Programming language for the Mac

MacBASIC was a programming language and interactive environment designed by Apple Computer for the original Macintosh computer. It was developed by original Macintosh team member Donn Denman, with help from fellow Apple programmers Marianne Hsiung, Larry Kenyon, and Bryan Stearns, as part of the original Macintosh development effort starting in late 1981. Andy Hertzfeld said, "A BASIC interpreter would be important, to allow users to write their own programs. We decided we should write it ourselves, instead of relying on a third party, because it was important for the BASIC programs to be able to take advantage of the Macintosh UI, and we didn't trust a third party to 'get it' enough to do it right."
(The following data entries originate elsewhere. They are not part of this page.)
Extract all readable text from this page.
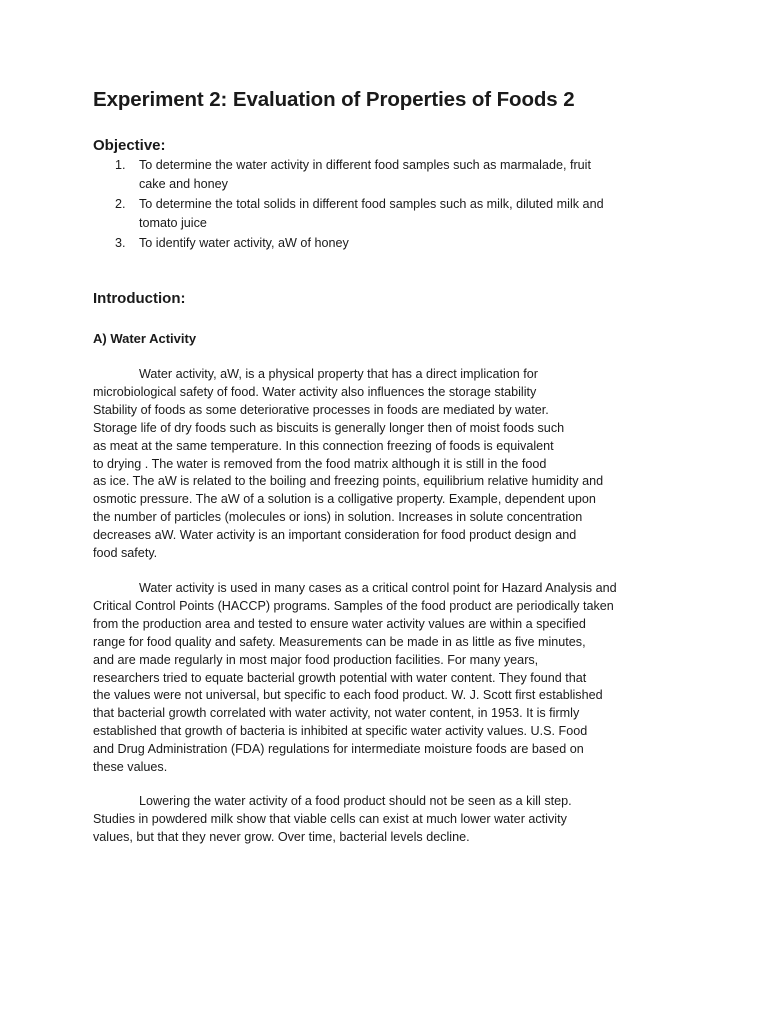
Experiment 2: Evaluation of Properties of Foods 2
Objective:
1. To determine the water activity in different food samples such as marmalade, fruit
cake and honey
2. To determine the total solids in different food samples such as milk, diluted milk and
tomato juice
3. To identify water activity, aW of honey
Introduction:
A) Water Activity
Water activity, aW, is a physical property that has a direct implication for
microbiological safety of food. Water activity also influences the storage stability
Stability of foods as some deteriorative processes in foods are mediated by water.
Storage life of dry foods such as biscuits is generally longer then of moist foods such
as meat at the same temperature. In this connection freezing of foods is equivalent
to drying . The water is removed from the food matrix although it is still in the food
as ice. The aW is related to the boiling and freezing points, equilibrium relative humidity and
osmotic pressure. The aW of a solution is a colligative property. Example, dependent upon
the number of particles (molecules or ions) in solution. Increases in solute concentration
decreases aW. Water activity is an important consideration for food product design and
food safety.
Water activity is used in many cases as a critical control point for Hazard Analysis and
Critical Control Points (HACCP) programs. Samples of the food product are periodically taken
from the production area and tested to ensure water activity values are within a specified
range for food quality and safety. Measurements can be made in as little as five minutes,
and are made regularly in most major food production facilities. For many years,
researchers tried to equate bacterial growth potential with water content. They found that
the values were not universal, but specific to each food product. W. J. Scott first established
that bacterial growth correlated with water activity, not water content, in 1953. It is firmly
established that growth of bacteria is inhibited at specific water activity values. U.S. Food
and Drug Administration (FDA) regulations for intermediate moisture foods are based on
these values.
Lowering the water activity of a food product should not be seen as a kill step.
Studies in powdered milk show that viable cells can exist at much lower water activity
values, but that they never grow. Over time, bacterial levels decline.
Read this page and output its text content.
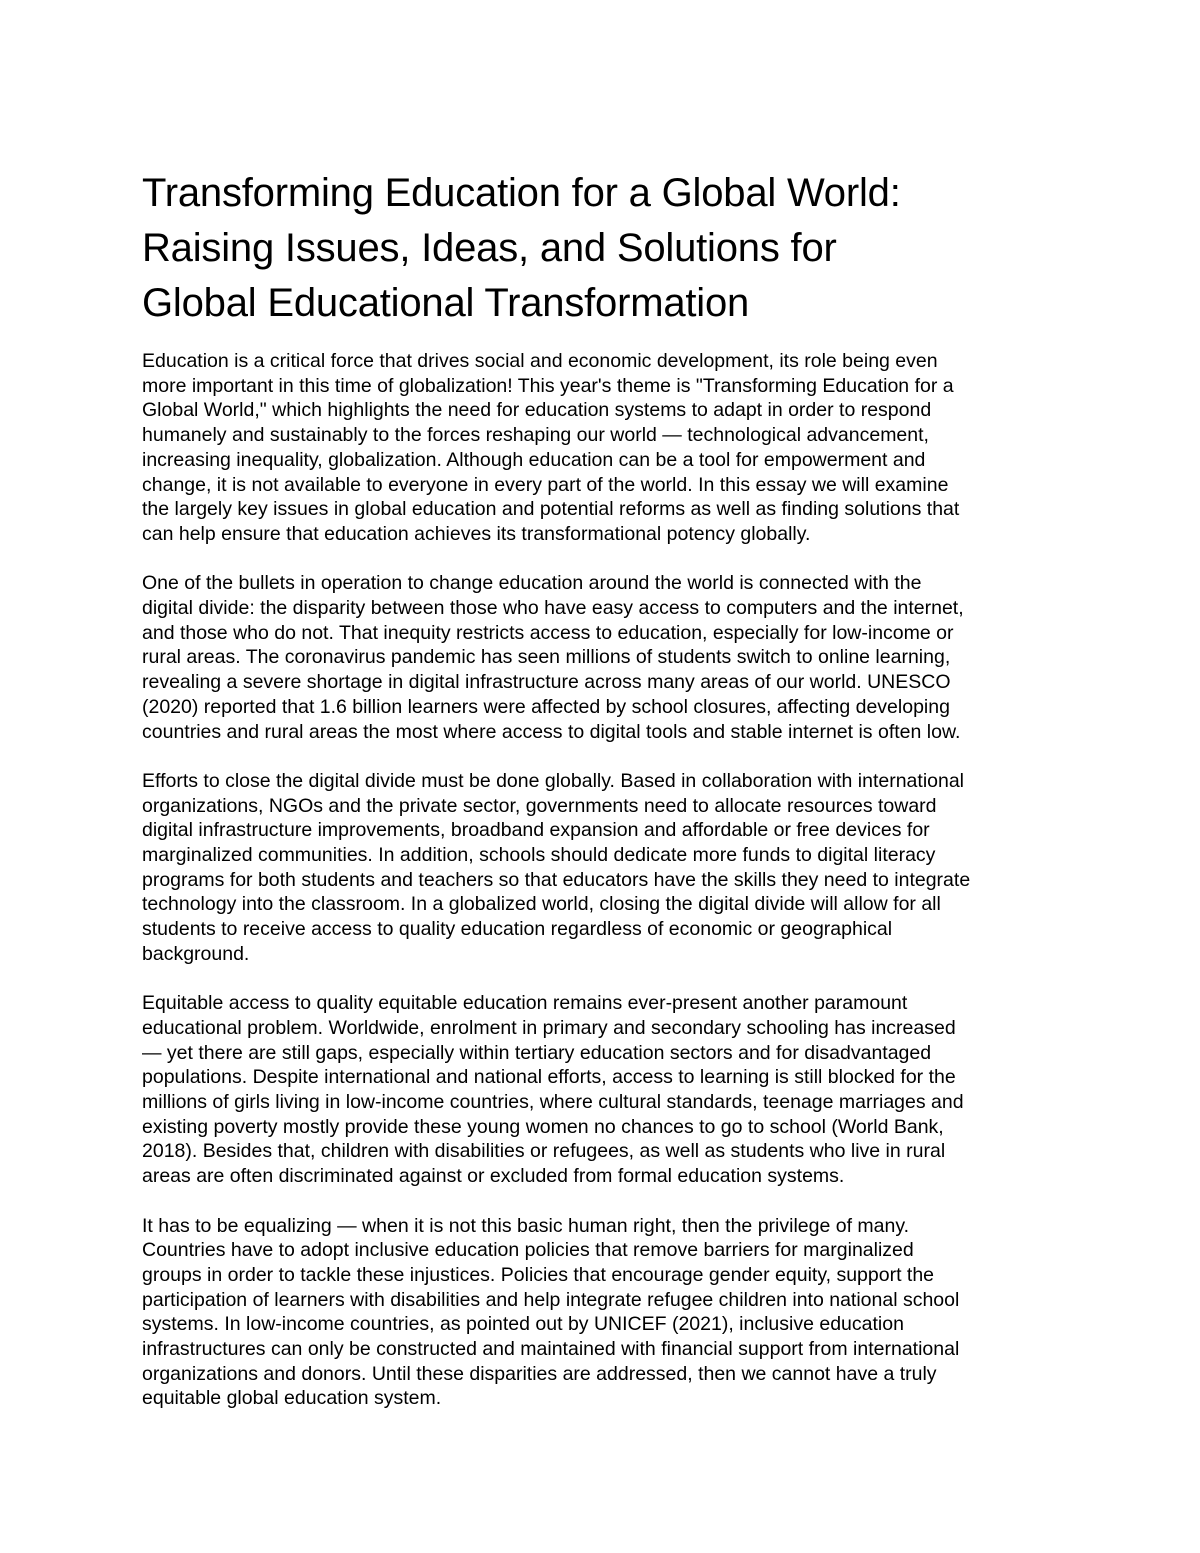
Transforming Education for a Global World:
Raising Issues, Ideas, and Solutions for
Global Educational Transformation

Education is a critical force that drives social and economic development, its role being even
more important in this time of globalization! This year's theme is "Transforming Education for a
Global World," which highlights the need for education systems to adapt in order to respond
humanely and sustainably to the forces reshaping our world — technological advancement,
increasing inequality, globalization. Although education can be a tool for empowerment and
change, it is not available to everyone in every part of the world. In this essay we will examine
the largely key issues in global education and potential reforms as well as finding solutions that
can help ensure that education achieves its transformational potency globally.

One of the bullets in operation to change education around the world is connected with the
digital divide: the disparity between those who have easy access to computers and the internet,
and those who do not. That inequity restricts access to education, especially for low-income or
rural areas. The coronavirus pandemic has seen millions of students switch to online learning,
revealing a severe shortage in digital infrastructure across many areas of our world. UNESCO
(2020) reported that 1.6 billion learners were affected by school closures, affecting developing
countries and rural areas the most where access to digital tools and stable internet is often low.

Efforts to close the digital divide must be done globally. Based in collaboration with international
organizations, NGOs and the private sector, governments need to allocate resources toward
digital infrastructure improvements, broadband expansion and affordable or free devices for
marginalized communities. In addition, schools should dedicate more funds to digital literacy
programs for both students and teachers so that educators have the skills they need to integrate
technology into the classroom. In a globalized world, closing the digital divide will allow for all
students to receive access to quality education regardless of economic or geographical
background.

Equitable access to quality equitable education remains ever-present another paramount
educational problem. Worldwide, enrolment in primary and secondary schooling has increased
— yet there are still gaps, especially within tertiary education sectors and for disadvantaged
populations. Despite international and national efforts, access to learning is still blocked for the
millions of girls living in low-income countries, where cultural standards, teenage marriages and
existing poverty mostly provide these young women no chances to go to school (World Bank,
2018). Besides that, children with disabilities or refugees, as well as students who live in rural
areas are often discriminated against or excluded from formal education systems.

It has to be equalizing — when it is not this basic human right, then the privilege of many.
Countries have to adopt inclusive education policies that remove barriers for marginalized
groups in order to tackle these injustices. Policies that encourage gender equity, support the
participation of learners with disabilities and help integrate refugee children into national school
systems. In low-income countries, as pointed out by UNICEF (2021), inclusive education
infrastructures can only be constructed and maintained with financial support from international
organizations and donors. Until these disparities are addressed, then we cannot have a truly
equitable global education system.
MacBASIC was released as beta software in 1985, and was adopted for use in places such as the Dartmouth College computer science department, for use in an introductory programming course. In August 1985, Apple abruptly ended the project, annoying book publishers that had published three books on the language with cooperation from the company. Apple discontinued MacBASIC as part of a deal with Microsoft to extend the license for Applesoft BASIC on the Apple II. Although Apple retracted MacBASIC, unlicensed copies of the software and manual still circulated, but because MacBASIC was no longer supported by Apple and was not designed to be 32-bit clean, interest eventually died out.

Benchmarks published in Washington Apple Pi Journal suggested that MacBASIC had better performance as compared to Microsoft's MS BASIC for Macintosh. The language included modern looping control structures, user-defined functions, graphics, and access to the Macintosh Toolbox. The development environment supported multiple programs running simultaneously with symbolic debugging including breakpoints and single-step execution.